The median is a measure of central tendency that reflects the middle value of a data set. It is particularly useful because it is less affected by extreme values than the mean.
For the data set in our example, consisting of the numbers 4, 7, 2, 8, 6, and 15, we must first arrange the values in increasing order: 2, 4, 6, 7, 8, 15.

• In a set with an odd number of values, the median is the middle number. However, this set has an even number of values (six).
• Therefore, the median is the average of the third and fourth numbers.
• In this case, the median is \[\frac{6 + 7}{2} = 6.5\]

Understanding how to find the median is important for accurately determining the central point, especially when calculating deviations.

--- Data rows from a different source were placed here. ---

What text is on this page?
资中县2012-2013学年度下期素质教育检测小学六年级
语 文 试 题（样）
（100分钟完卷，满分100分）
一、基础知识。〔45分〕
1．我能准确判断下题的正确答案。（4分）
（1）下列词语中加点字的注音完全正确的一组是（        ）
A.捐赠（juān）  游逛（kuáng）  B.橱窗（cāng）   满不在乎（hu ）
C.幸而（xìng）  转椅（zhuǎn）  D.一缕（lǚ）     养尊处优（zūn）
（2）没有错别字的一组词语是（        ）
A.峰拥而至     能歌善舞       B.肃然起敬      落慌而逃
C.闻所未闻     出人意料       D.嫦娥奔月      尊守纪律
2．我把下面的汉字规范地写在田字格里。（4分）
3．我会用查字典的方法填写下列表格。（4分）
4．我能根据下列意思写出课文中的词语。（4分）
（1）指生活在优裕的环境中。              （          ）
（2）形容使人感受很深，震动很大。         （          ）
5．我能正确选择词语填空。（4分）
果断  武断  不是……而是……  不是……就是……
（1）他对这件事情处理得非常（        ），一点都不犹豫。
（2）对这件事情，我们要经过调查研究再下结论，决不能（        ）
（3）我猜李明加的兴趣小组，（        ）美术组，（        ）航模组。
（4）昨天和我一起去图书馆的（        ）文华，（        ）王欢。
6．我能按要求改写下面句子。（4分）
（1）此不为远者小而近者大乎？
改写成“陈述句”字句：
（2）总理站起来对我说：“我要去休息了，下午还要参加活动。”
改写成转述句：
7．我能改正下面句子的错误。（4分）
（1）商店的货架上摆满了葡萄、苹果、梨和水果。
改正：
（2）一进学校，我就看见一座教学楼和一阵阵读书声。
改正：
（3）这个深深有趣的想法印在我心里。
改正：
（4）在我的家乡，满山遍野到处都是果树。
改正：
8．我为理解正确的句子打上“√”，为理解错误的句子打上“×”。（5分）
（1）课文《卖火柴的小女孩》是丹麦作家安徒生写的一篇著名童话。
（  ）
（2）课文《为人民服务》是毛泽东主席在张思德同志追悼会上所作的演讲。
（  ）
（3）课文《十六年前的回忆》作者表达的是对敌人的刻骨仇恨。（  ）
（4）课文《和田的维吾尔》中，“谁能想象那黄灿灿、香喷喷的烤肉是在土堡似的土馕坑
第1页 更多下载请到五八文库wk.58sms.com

The arithmetic mean, commonly referred to as the average, is another measure of central tendency. It provides an indication of the overall level of a data set.
To find the arithmetic mean, you sum up all the values and divide by the total number of values.
To illustrate, let's calculate the arithmetic mean when an unknown variable \(a\) is part of the data set 4, 7, 2, 8, 6, and \(a\). Given that the mean is 7, we set up the following equation:\[\frac{4 + 7 + 2 + 8 + 6 + a}{6} = 7\]Solving this equation gives us:

• \(4 + 7 + 2 + 8 + 6 + a = 42\)
• This simplifies to \(27 + a = 42\)
• Therefore, \(a = 15\)

The arithmetic mean tells us about the average value of the set and is useful in further calculations, such as finding deviations.

Absolute deviation measures how much each data point differs from a central value, such as the median. It's useful for understanding the spread of data values around this center.
The process involves the following steps:

• Calculate the absolute deviation for each data point by subtracting the median and taking the absolute value. For example, the absolute deviation from the median (6.5 in our problem) is calculated as:
  • |2 - 6.5| = 4.5
  • |4 - 6.5| = 2.5
  • |6 - 6.5| = 0.5
  • |7 - 6.5| = 0.5
  • |8 - 6.5| = 1.5
  • |15 - 6.5| = 8.5
• To find the mean deviation, sum these absolute deviations and divide by the number of observations:
  \[\frac{4.5 + 2.5 + 0.5 + 0.5 + 1.5 + 8.5}{6} = 3\]

The mean of the absolute deviations, known as the mean deviation, gives insight into the variability of the data points relative to the median.